Patricio Bolton: “La escuela puede redimir todo lo que se proponga y quiera”

Los hermanos lasallanos se han hecho cargo este año de la gestión educativa del Instituto “Malvina S. de Clavarino”. Patricio Bolton, miembro de esa congregación, explicó a ElDía el sentido de este cambio.

 

Marcelo Lorenzo

 

Los hermanos lasallanos son conocidos en todo el mundo por su labor educativa. Es el carisma que les imprimió su fundador, Juan Bautista de La Salle (1651-1719), sacerdote, teólogo y pedagogo católico francés que consagró su vida a formar a hijos de artesanos y niños pobres de su época.

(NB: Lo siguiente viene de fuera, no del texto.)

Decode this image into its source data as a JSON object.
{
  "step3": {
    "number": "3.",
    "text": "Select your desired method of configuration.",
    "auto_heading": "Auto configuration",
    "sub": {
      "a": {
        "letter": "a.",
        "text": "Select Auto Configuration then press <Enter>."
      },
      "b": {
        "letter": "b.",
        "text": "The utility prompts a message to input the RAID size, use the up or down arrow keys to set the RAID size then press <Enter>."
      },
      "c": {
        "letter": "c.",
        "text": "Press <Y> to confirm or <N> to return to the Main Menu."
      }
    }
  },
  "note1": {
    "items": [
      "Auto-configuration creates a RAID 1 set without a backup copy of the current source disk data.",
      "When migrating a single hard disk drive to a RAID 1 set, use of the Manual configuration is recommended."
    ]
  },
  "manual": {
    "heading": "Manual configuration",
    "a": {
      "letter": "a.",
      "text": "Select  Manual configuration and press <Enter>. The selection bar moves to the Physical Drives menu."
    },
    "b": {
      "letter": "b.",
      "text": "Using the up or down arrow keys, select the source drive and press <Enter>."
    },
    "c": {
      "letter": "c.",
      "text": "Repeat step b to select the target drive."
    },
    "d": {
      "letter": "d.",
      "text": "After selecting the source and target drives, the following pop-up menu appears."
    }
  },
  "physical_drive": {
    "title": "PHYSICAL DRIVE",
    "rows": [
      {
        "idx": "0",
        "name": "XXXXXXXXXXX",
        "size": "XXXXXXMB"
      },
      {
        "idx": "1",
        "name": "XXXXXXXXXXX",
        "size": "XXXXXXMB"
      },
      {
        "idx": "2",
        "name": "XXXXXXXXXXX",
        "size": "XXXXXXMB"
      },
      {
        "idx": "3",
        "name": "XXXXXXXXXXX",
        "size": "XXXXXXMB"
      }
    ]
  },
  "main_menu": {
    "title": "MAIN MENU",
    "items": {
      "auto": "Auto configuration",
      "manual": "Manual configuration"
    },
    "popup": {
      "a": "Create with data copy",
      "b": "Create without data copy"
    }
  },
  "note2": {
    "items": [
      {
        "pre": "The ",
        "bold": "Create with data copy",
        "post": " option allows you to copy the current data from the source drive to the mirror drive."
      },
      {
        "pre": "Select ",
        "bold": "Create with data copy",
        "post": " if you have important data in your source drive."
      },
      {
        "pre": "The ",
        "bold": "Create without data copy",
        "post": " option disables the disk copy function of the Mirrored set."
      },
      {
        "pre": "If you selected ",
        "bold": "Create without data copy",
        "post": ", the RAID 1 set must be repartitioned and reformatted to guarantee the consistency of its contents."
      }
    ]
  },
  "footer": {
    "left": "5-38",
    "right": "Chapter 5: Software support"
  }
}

La congregación ha hecho pie en Gualeguaychú a partir de este año al sumar al Instituto “Malvina Seguí de Clavarino” (Villa Malvina) a la red educativa que tiene en todo el país, constituida por 15 instituciones que congregan a 25.000 alumnos y a unos 3.000 docentes.

Eso le explicó a ElDía Patricio Bolton (47), hermano lasallano oriundo de Santa Fe, maestro y profesor de Ciencias de la Educación, y que ha desarrollado su actividad docente en contextos de pobreza en Córdoba, Jujuy y en el partido bonaerense de La Matanza.

Bolton es sobre todo un intelectual que ha transformado sus experiencias entre los más desfavorecidos en una mirada teórica propia sobre la dura realidad de adolescentes en situación de exclusión, amenazados por la pobreza, el suicidio y las adicciones.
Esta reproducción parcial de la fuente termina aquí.